Sunday, April 03, 2011


Children of Chernobyl - Oncology department {Source: Belarus Guide)

Really important piece in The Guardian yesterday by their long-term environmental correspondent John Vidal.

Entitled ‘Nuclear’s Green Cheerleaders Forget Chernobyl at our Peril’ it does the valuable service of  trying to pin down the exact human toll of the Chernobyl disaster. The official figures from the UN International Atomic Energy Agency were 50 dead and perhaps 4,000 eventual fatalities.

Vidal begins by recounting his own experiences when, in 2006, he visited the ‘still highly contaminated areas of Ukraine and the Belarus border where much of the radioactive plume from Chernobyl descended.’ Here the picture was grim and the doctors and scientist he spoke to dismissed the UN figures as ‘insulting and grossly simplistic.’

He documents various reports and assessments published since the UN figures; the highest, published in the annals of the New York Academy of Sciences in 2006, puts the death toll at 985,000 people.

He concludes: ‘The fact is we may never know the truth about Chernobyl because the records are lost, thousands of people from 24 countries who cleaned up the site have been dispersed across the vast former Soviet Union, and many people have died. Fukushima is not Chernobyl, but it is potentially worse.’

The region around the Chernobyl nuclear power plant, as seen from the Russian space station Mir (27th April 1997)

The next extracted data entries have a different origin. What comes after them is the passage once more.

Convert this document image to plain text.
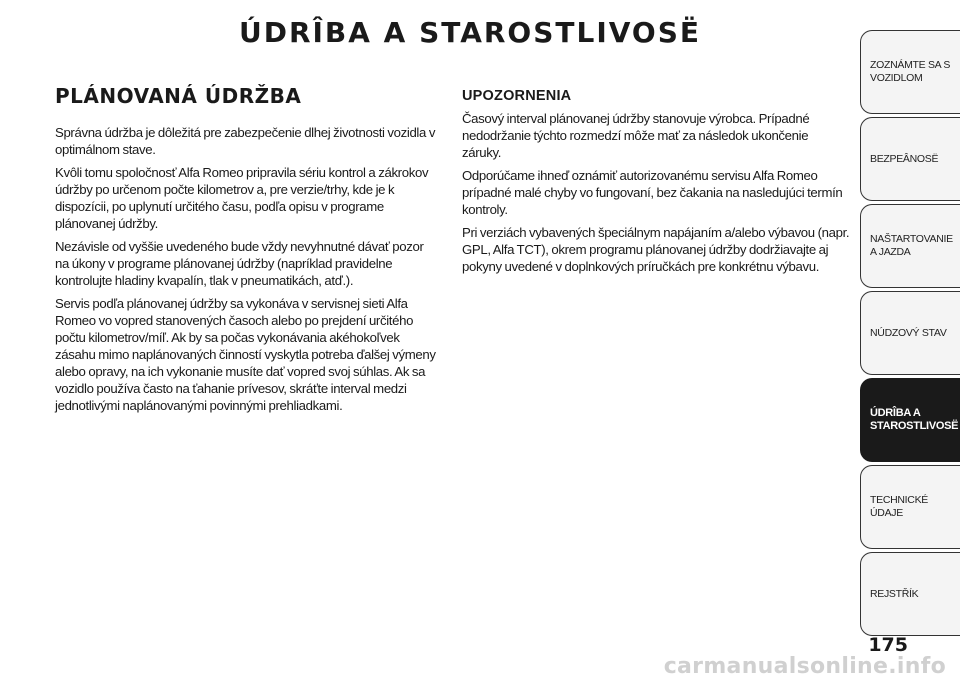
ÚDRÎBA A STAROSTLIVOSË
PLÁNOVANÁ ÚDRŽBA

Správna údržba je dôležitá pre zabezpečenie dlhej životnosti vozidla v optimálnom stave.

Kvôli tomu spoločnosť Alfa Romeo pripravila sériu kontrol a zákrokov údržby po určenom počte kilometrov a, pre verzie/trhy, kde je k dispozícii, po uplynutí určitého času, podľa opisu v programe plánovanej údržby.

Nezávisle od vyššie uvedeného bude vždy nevyhnutné dávať pozor na úkony v programe plánovanej údržby (napríklad pravidelne kontrolujte hladiny kvapalín, tlak v pneumatikách, atď.).

Servis podľa plánovanej údržby sa vykonáva v servisnej sieti Alfa Romeo vo vopred stanovených časoch alebo po prejdení určitého počtu kilometrov/míľ. Ak by sa počas vykonávania akéhokoľvek zásahu mimo naplánovaných činností vyskytla potreba ďalšej výmeny alebo opravy, na ich vykonanie musíte dať vopred svoj súhlas. Ak sa vozidlo používa často na ťahanie prívesov, skráťte interval medzi jednotlivými naplánovanými povinnými prehliadkami.

UPOZORNENIA

Časový interval plánovanej údržby stanovuje výrobca. Prípadné nedodržanie týchto rozmedzí môže mať za následok ukončenie záruky.

Odporúčame ihneď oznámiť autorizovanému servisu Alfa Romeo prípadné malé chyby vo fungovaní, bez čakania na nasledujúci termín kontroly.

Pri verziách vybavených špeciálnym napájaním a/alebo výbavou (napr. GPL, Alfa TCT), okrem programu plánovanej údržby dodržiavajte aj pokyny uvedené v doplnkových príručkách pre konkrétnu výbavu.

ZOZNÁMTE SA S VOZIDLOM
BEZPEÂNOSË
NAŠTARTOVANIE A JAZDA
NÚDZOVÝ STAV
ÚDRÎBA A STAROSTLIVOSË
TECHNICKÉ ÚDAJE
REJSTŘÍK
175
carmanualsonline.info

Another Guardian  writer Craig Bennett tackled the issue from a different perspective with his piece: ‘Fukushima shows us the real cost of nuclear power’ which argues that the economics of nuclear power don’t add up – which is even more reason to invest in renewable energy.'

The tide is turning. It's time to highlight the growing body of evidence showing we can keep the lights on with renewable power if we cut the amount of energy we waste. Experts from the Department of Energy and Climate Change's chief scientific adviser, David MacKay, to the respected European consultancy Ecofys, agree that it is possible to provide the energy we need and reduce carbon emissions without nuclear.

Nuclear power offers no safe solution for waste, economics that don't add up, and dangers of nuclear proliferation. An energy future is possible without these negatives.

Chernobyl safety guardian

Chernobyl tour guide Sergei clutches his faithful Geiger counter... [Source: Virgin Media)

Both Bennett’s and Vidal’s articles followed on from an article in The Guardian on the 21st March by George Monbiot, the veteran green commentator, entitled ‘Why Fukushima made me stop worrying and love nuclear power.’ It begins:

’You will not be surprised to hear that the events in Japan have changed my view of nuclear power. You will be surprised to hear how they have changed it. As a result of the disaster at Fukushima, I am no longer nuclear-neutral. I now support the technology.’

This generated a substantial postbag, leading GM to post an extensive piece on his Guardian blog, entitled ‘The double standards of green anti-nuclear opponents’ which begins:

‘The accusations have been so lurid that I had to read my article again to reassure myself that I hadn't written the things that so many of my correspondents say I wrote. So, before I begin the counter-attack, here's what I didn't say about nuclear power.’

Monbiot, published an earlier piece in The Guardian on 11th July 2006, entitled: ‘Sure, nuclear power is safer than in the past – but we still don’t need it’. It was subtitled: It’s true that another Chernobyl couldn’t happen in a new reactor, but the case against is as strong as ever.’

Monbiot is not the first ‘green’ to argue for nuclear.